Das armas e dos Brasões assinalados

By sufragista - fevereiro 14, 2023




A propósito do recente "restauro" do Jardim da Praça do Império, em Belém recordei-me dos dias que passei ali em Outubro passado. Cruzei a envolvente do jardim várias vezes e espreitei-o pelos tapumes que o deixavam entrever. A minha conclusão, sobre aquilo que foi feito é que este não é mais do que o culminar de vários projetos de refascização do espaço público, apenas mascarado de "restauro" e "reabilitação" do património.

Há dois anos atrás houve um evento muito importante (para mim), organizado pela Galeria Municipal do Porto e um coletivo interseccional da cidade à volta da ideia de memória colonial dos espaços públicos, nomeadamente dos jardins do Palácio de Cristal no Porto, que em 1934 albergou a I Exposição Colonial Portuguesa. O evento chamava-se Um Elefante no Palácio de Cristal, e aludia, literalmente, a um grande elefante que fazia parte da fachada temporária do Palácio, onde se albergou a dita exposição. Aludia também, claro, a todos os fantasmas que ainda se escondem naquele jardim, pela cidade toda, da baixa até à Praça do Império, na Foz, onde até hoje sobrevive — para além da toponímia — um mausoléu colonial aberrante que fora criado em 1934 para a mesma Exposição Colonial, um evento marcante que incluia um zoo humano, com uma arrepiante encenação de lugares e povos "exóticos”, trazidos para a Invicta para dar a ver o “Império”. Esse mausoléu, uma escultura que é uma verdadeira ode à experiência portuguesa do colonialismo, fora replicada em pedra em 1940, e após a exposição, guardada nos acervos da CMP até aos anos 80, quando foi resgatada para figurar no centro de uma rotunda da cidade do Porto com o nome de Praça do Império.

Esse movimento de resgate e recuperção do irrecuperável é uma tentação política recorrente, e aquilo que vemos hoje, no Porto e em Lisboa, não são mais que exercícios de estilo que trazem um "ar do tempo" que preferiamos que nunca voltasse.

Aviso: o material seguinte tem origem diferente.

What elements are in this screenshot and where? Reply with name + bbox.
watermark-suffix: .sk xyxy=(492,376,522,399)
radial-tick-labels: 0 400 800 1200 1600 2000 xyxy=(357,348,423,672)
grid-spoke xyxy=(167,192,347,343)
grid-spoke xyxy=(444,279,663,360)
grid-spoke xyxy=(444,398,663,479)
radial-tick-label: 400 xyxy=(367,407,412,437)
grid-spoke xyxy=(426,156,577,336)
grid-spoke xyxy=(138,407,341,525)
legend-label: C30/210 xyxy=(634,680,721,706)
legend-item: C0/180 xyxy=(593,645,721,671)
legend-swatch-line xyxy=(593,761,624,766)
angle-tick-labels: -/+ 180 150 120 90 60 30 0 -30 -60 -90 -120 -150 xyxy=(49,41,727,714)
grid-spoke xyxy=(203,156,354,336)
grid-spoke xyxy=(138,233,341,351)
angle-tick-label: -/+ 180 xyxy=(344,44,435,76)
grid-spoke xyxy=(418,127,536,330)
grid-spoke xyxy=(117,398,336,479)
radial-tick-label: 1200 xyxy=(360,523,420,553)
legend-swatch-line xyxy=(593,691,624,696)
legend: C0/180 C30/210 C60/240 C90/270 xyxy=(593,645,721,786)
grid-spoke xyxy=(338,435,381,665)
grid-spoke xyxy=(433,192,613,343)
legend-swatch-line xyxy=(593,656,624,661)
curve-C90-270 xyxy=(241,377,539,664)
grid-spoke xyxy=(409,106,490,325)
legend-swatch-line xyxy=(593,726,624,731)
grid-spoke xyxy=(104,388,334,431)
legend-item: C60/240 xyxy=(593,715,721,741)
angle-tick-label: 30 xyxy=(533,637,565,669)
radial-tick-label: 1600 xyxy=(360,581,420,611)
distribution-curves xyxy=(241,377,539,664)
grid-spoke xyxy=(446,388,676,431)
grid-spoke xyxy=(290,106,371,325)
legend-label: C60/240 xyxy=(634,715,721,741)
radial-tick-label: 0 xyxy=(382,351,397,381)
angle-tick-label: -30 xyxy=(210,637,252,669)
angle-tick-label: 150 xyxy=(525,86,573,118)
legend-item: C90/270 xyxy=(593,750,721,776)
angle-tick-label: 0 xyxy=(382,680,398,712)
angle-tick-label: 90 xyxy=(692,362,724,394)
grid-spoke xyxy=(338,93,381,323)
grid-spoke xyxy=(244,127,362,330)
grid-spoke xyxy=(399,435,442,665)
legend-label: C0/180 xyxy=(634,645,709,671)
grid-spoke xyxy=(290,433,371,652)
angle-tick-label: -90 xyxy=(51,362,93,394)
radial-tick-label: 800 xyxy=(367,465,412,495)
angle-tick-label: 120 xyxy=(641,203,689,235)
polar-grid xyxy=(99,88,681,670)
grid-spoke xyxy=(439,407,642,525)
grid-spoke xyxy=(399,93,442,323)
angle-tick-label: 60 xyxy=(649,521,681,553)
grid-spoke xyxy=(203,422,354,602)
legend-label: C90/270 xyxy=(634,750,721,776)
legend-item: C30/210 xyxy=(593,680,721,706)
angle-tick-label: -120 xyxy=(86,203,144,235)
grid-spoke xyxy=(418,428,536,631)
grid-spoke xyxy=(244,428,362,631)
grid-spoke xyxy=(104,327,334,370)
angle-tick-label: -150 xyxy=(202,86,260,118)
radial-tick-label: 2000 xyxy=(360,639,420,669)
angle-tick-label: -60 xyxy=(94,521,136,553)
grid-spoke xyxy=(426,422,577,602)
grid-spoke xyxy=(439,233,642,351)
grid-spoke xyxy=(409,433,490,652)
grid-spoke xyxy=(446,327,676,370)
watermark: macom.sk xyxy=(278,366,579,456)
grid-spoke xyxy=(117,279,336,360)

As obras de recuperação dos jardins do Palácio de Cristal são também um reflexo dessa visão que parece pretender reviver um passado torpe com a desculpa da "reabiitação". O que a CMP faz actualmente em termos de manipulação cultural do legado do liberalismo de 1820 é outra faceta dessa mesma cultura de "reabilitação" do passado seletivo. 

Esta cultura de “reabilitação” de um passado idealizado não é nova, e tem permeado a cultura material e urbana dos últimos anos, do design à arquitetura, num mar de “recuperações” e “revivalismos” que rapidamente resvalam num identitarismo primário que nos leva sempre de volta à autorização do passado, e do seu legado político e social, como uma consequencia inevitável do presente, como se dissessemos: só podemos estar aqui graças a este passado, em vez de nos instar a uma visão crítica que ponha em causa o formato desse passado — em vez de o aceitar numa fórmula única, que, no fundo não é mais que dar continuidade à narrativa unificante, de homogenização cultural e territorial, que o modelo de identidade cultural idealizado por António Ferro e instaurado por Salazar alcançaram de forma hegemónica neste país.

O que observamos no espaço público, da toponímia ao desenho urbanístico, dos monumentos aos edifícios, é ainda um país em tudo igual ao país que criou A Portuguesa, o tal hino maldito, que só agora começa a ser ouvido criticamente por parte de quem a cultura nacional sempre tratou como “outro”. E talvez seja apenas a partir de fora que esta cultura possa realmente ser removida, mexida, e alterada — pelo olhar dos que devem pôr em causa esta hegemonia doente: se permitirmos que nos olhem com um olhar vindo do mesmo passado, com direito à mesma genealogia, vamos encontrar o olhar dos que estiveram à mercê de uma ideia de Império e de superioridade cultural que não cabe mais neste século, nem nesta década, nem neste ano. Somente permitindo o olhar e a palavra “do outro” poderemos voltar a ser, sem a muleta de um projeto baseado na diminuição de uns para a ascensão de outros. Só nesse processo poderemos fazer cidades em paz com todes, sem espaços de culto ao que de mais podre possamos trazer do passado.